Tapi sayangnya, titik itu, walau Cuma setitik saja, tidak pernah menghampiri singgah dalam diri ini. Ah…apakah aku salah dalam menyusun serpihan kehidupanku, sehingga tidak pernah titik nampak apalagi singgah. menoleh pun rasanya ia tidak pernah pada diri ini. Entahlah: iya atau tidak, aku tak sampai tahu.
Karena, sebagai pengganti titik, aku sering terjepit oleh koma, sebagai penyela-penyesak kehidupanku. Beraneka koma menjejali langkahku, bukan untuk menghentikanku sementara supaya aku berpikir tenang, merefleksikan diri ini, atau menata langkah berikutnya. Tidak. Koma itu bukan halte tempat pemberhentian sementara atau oase untuk menyejukkan tenggorokan barang sejenak, sebagaimana koma berfungsi dalam barisan anak-anak kalimat yang panjang.
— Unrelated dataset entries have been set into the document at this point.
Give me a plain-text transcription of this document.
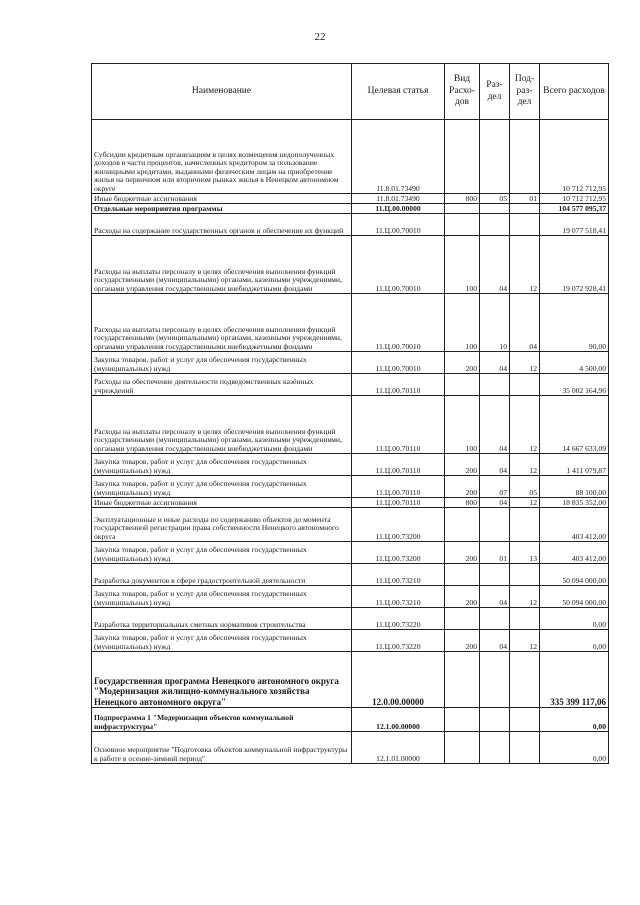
22
Наименование	Целевая статья	Вид Расхо-дов	Раз-дел	Под-раз-дел	Всего расходов
Субсидии кредитным организациям в целях возмещения недополученных доходов в части процентов, начисленных кредитором за пользование жилищными кредитами, выданными физическим лицам на приобретение жилья на первичном или вторичном рынках жилья в Ненецком автономном округе	11.8.01.73490				10 712 712,95
Иные бюджетные ассигнования	11.8.01.73490	800	05	01	10 712 712,95
Отдельные мероприятия программы	11.Ц.00.00000				104 577 095,37
Расходы на содержание государственных органов и обеспечение их функций	11.Ц.00.70010				19 077 518,41
Расходы на выплаты персоналу в целях обеспечения выполнения функций государственными (муниципальными) органами, казенными учреждениями, органами управления государственными внебюджетными фондами	11.Ц.00.70010	100	04	12	19 072 928,41
Расходы на выплаты персоналу в целях обеспечения выполнения функций государственными (муниципальными) органами, казенными учреждениями, органами управления государственными внебюджетными фондами	11.Ц.00.70010	100	10	04	90,00
Закупка товаров, работ и услуг для обеспечения государственных (муниципальных) нужд	11.Ц.00.70010	200	04	12	4 500,00
Расходы на обеспечение деятельности подведомственных казённых учреждений	11.Ц.00.70110				35 002 164,96
Расходы на выплаты персоналу в целях обеспечения выполнения функций государственными (муниципальными) органами, казенными учреждениями, органами управления государственными внебюджетными фондами	11.Ц.00.70110	100	04	12	14 667 633,09
Закупка товаров, работ и услуг для обеспечения государственных (муниципальных) нужд	11.Ц.00.70110	200	04	12	1 411 079,87
Закупка товаров, работ и услуг для обеспечения государственных (муниципальных) нужд	11.Ц.00.70110	200	07	05	88 100,00
Иные бюджетные ассигнования	11.Ц.00.70110	800	04	12	18 835 352,00
Эксплуатационные и иные расходы по содержанию объектов до момента государственной регистрации права собственности Ненецкого автономного округа	11.Ц.00.73200				403 412,00
Закупка товаров, работ и услуг для обеспечения государственных (муниципальных) нужд	11.Ц.00.73200	200	01	13	403 412,00
Разработка документов в сфере градостроительной деятельности	11.Ц.00.73210				50 094 000,00
Закупка товаров, работ и услуг для обеспечения государственных (муниципальных) нужд	11.Ц.00.73210	200	04	12	50 094 000,00
Разработка территориальных сметных нормативов строительства	11.Ц.00.73220				0,00
Закупка товаров, работ и услуг для обеспечения государственных (муниципальных) нужд	11.Ц.00.73220	200	04	12	0,00
Государственная программа Ненецкого автономного округа "Модернизация жилищно-коммунального хозяйства Ненецкого автономного округа"	12.0.00.00000				335 399 117,06
Подпрограмма 1 "Модернизация объектов коммунальной инфраструктуры"	12.1.00.00000				0,00
Основное мероприятие "Подготовка объектов коммунальной инфраструктуры к работе в осенне-зимний период"	12.1.01.00000				0,00
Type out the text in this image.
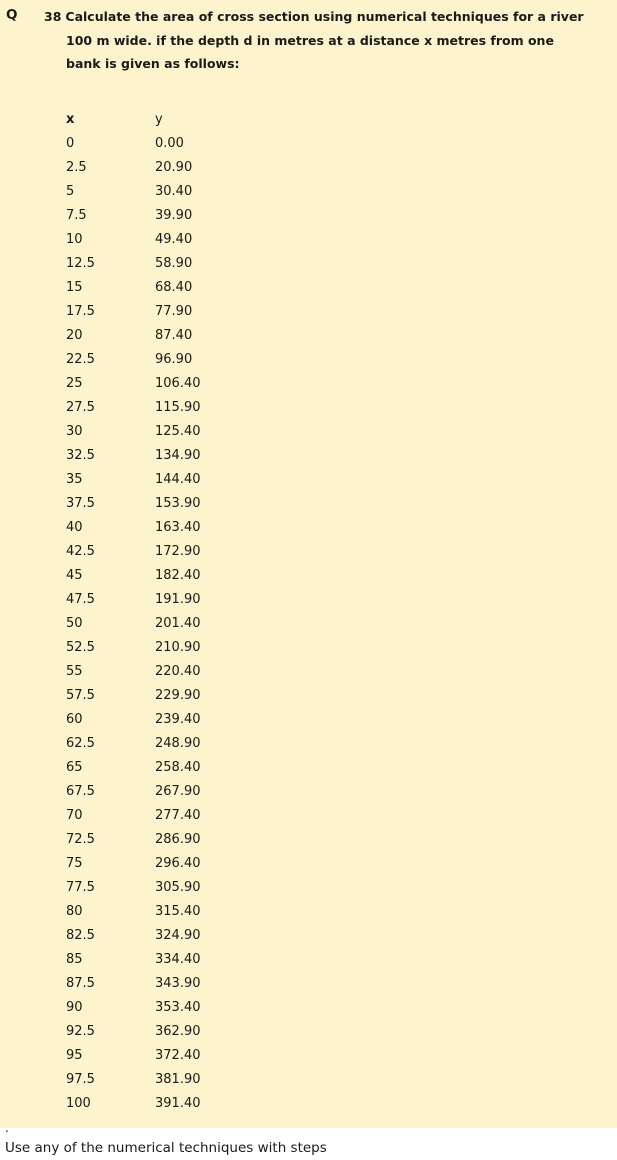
Q 38 Calculate the area of cross section using numerical techniques for a river
100 m wide. if the depth d in metres at a distance x metres from one
bank is given as follows:
x	y
0	0.00
2.5	20.90
5	30.40
7.5	39.90
10	49.40
12.5	58.90
15	68.40
17.5	77.90
20	87.40
22.5	96.90
25	106.40
27.5	115.90
30	125.40
32.5	134.90
35	144.40
37.5	153.90
40	163.40
42.5	172.90
45	182.40
47.5	191.90
50	201.40
52.5	210.90
55	220.40
57.5	229.90
60	239.40
62.5	248.90
65	258.40
67.5	267.90
70	277.40
72.5	286.90
75	296.40
77.5	305.90
80	315.40
82.5	324.90
85	334.40
87.5	343.90
90	353.40
92.5	362.90
95	372.40
97.5	381.90
100	391.40
.

Use any of the numerical techniques with steps
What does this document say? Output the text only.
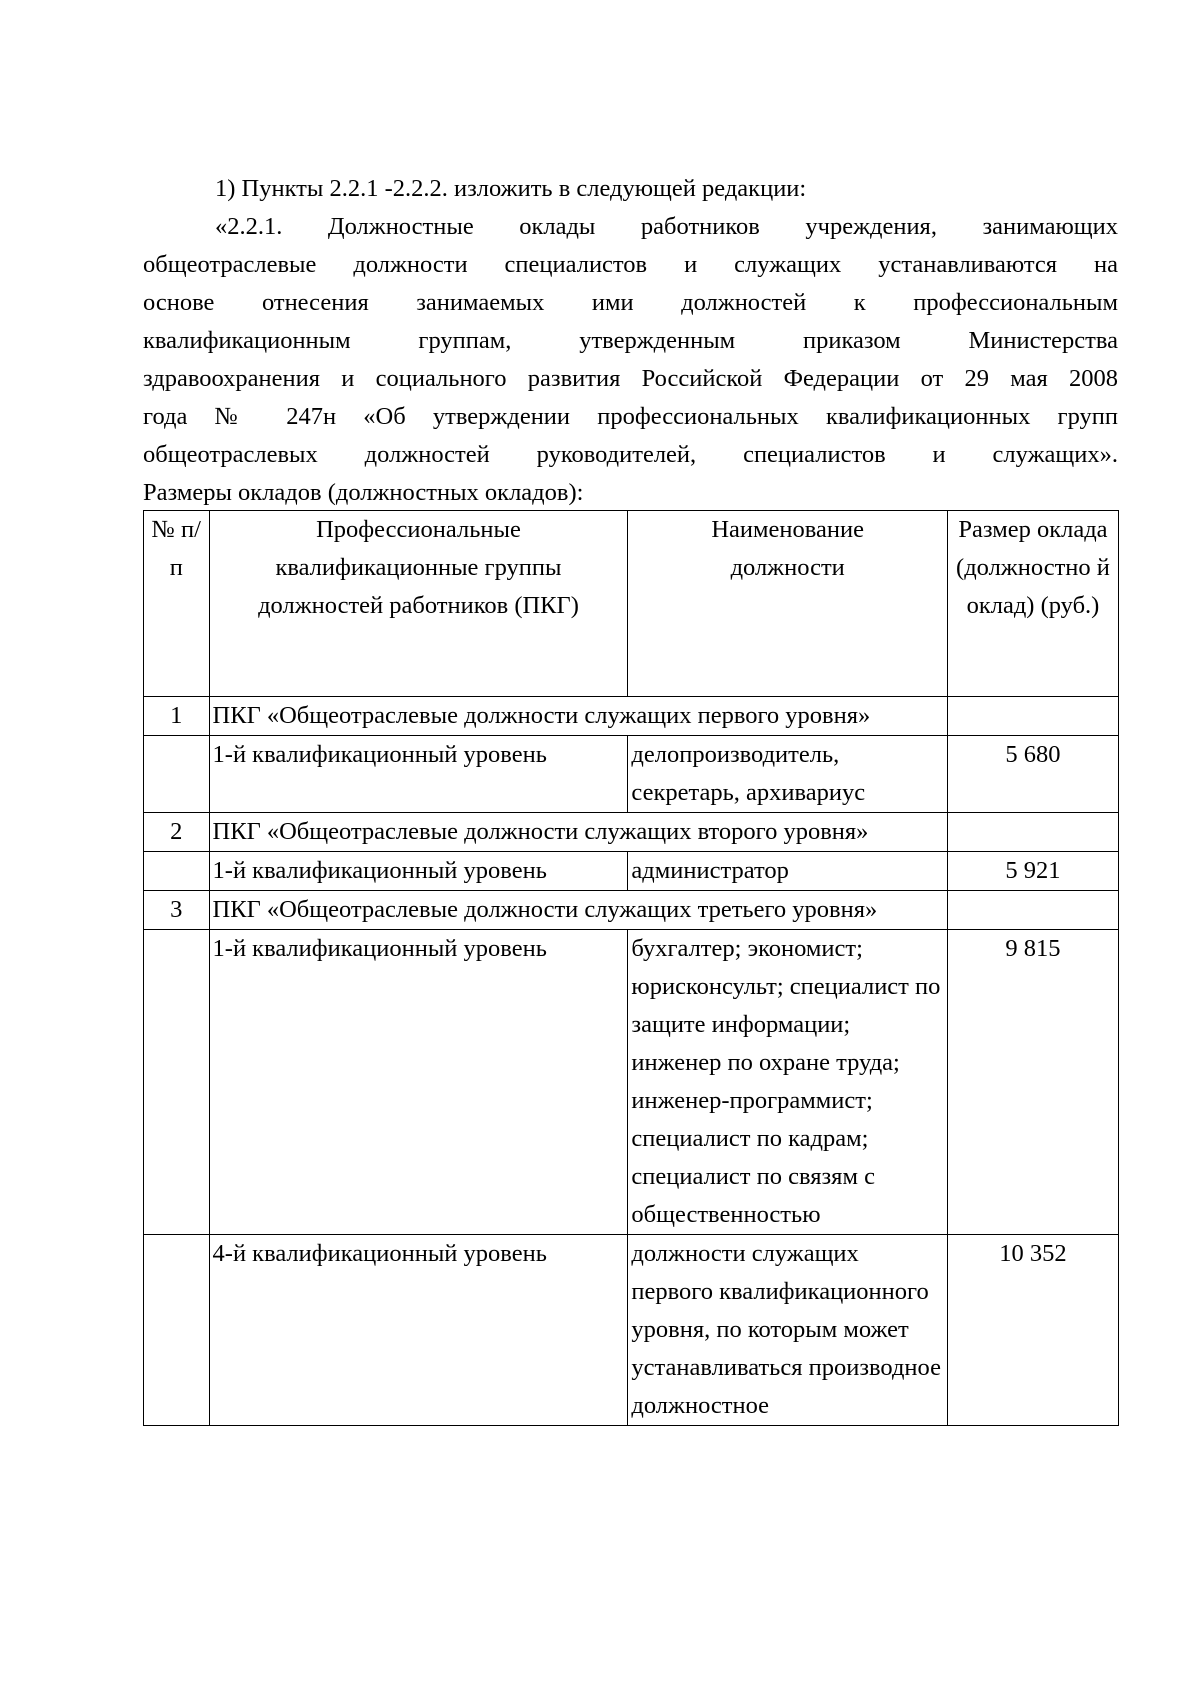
1) Пункты 2.2.1 -2.2.2. изложить в следующей редакции:

«2.2.1. Должностные оклады работников учреждения, занимающих
общеотраслевые должности специалистов и служащих устанавливаются на
основе отнесения занимаемых ими должностей к профессиональным
квалификационным группам, утвержденным приказом Министерства
здравоохранения и социального развития Российской Федерации от 29 мая 2008
года № 247н «Об утверждении профессиональных квалификационных групп
общеотраслевых должностей руководителей, специалистов и служащих».
Размеры окладов (должностных окладов):
№ п/п	Профессиональные квалификационные группы должностей работников (ПКГ)	Наименование должности	Размер оклада (должностно й оклад) (руб.)
1	ПКГ «Общеотраслевые должности служащих первого уровня»		
	1-й квалификационный уровень	делопроизводитель, секретарь, архивариус	5 680
2	ПКГ «Общеотраслевые должности служащих второго уровня»		
	1-й квалификационный уровень	администратор	5 921
3	ПКГ «Общеотраслевые должности служащих третьего уровня»		
	1-й квалификационный уровень	бухгалтер; экономист; юрисконсульт; специалист по защите информации; инженер по охране труда; инженер-программист; специалист по кадрам; специалист по связям с общественностью	9 815
	4-й квалификационный уровень	должности служащих первого квалификационного уровня, по которым может устанавливаться производное должностное	10 352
Apakah guruku salah memberikan ilmu atau aku sembrono menangkap-menghimpun ilmu? Atau barangkali guruku menganggap belum sepatutnya aku mendapatkan ilmu sehingga dia tidak mau memberikannya padaku? Atau juga, maaf, guruku hendak menjadikan aku seorang Bima yang dia utus menjemput ajalnya sendiri dalam mencari Air Kehidupan? Jika yang terakhir ini berlaku pada aku, apakah pada akhirnya aku akan selamat dan mendapatkan ilmu yang aku harap itu, seperti halnya Bima? Ini terlalu nmulia uyntuk bisa dikerjakan oleh aku. Terlalu mulia.
/3/
Dan kalau seperti itu aku harus memulai dari awal, padahal aku berharap akhir, titik kehidupan. Ah, barang kali memang seperti itu hidup. Bodohkah aku memahami kehidupan? Barangkali.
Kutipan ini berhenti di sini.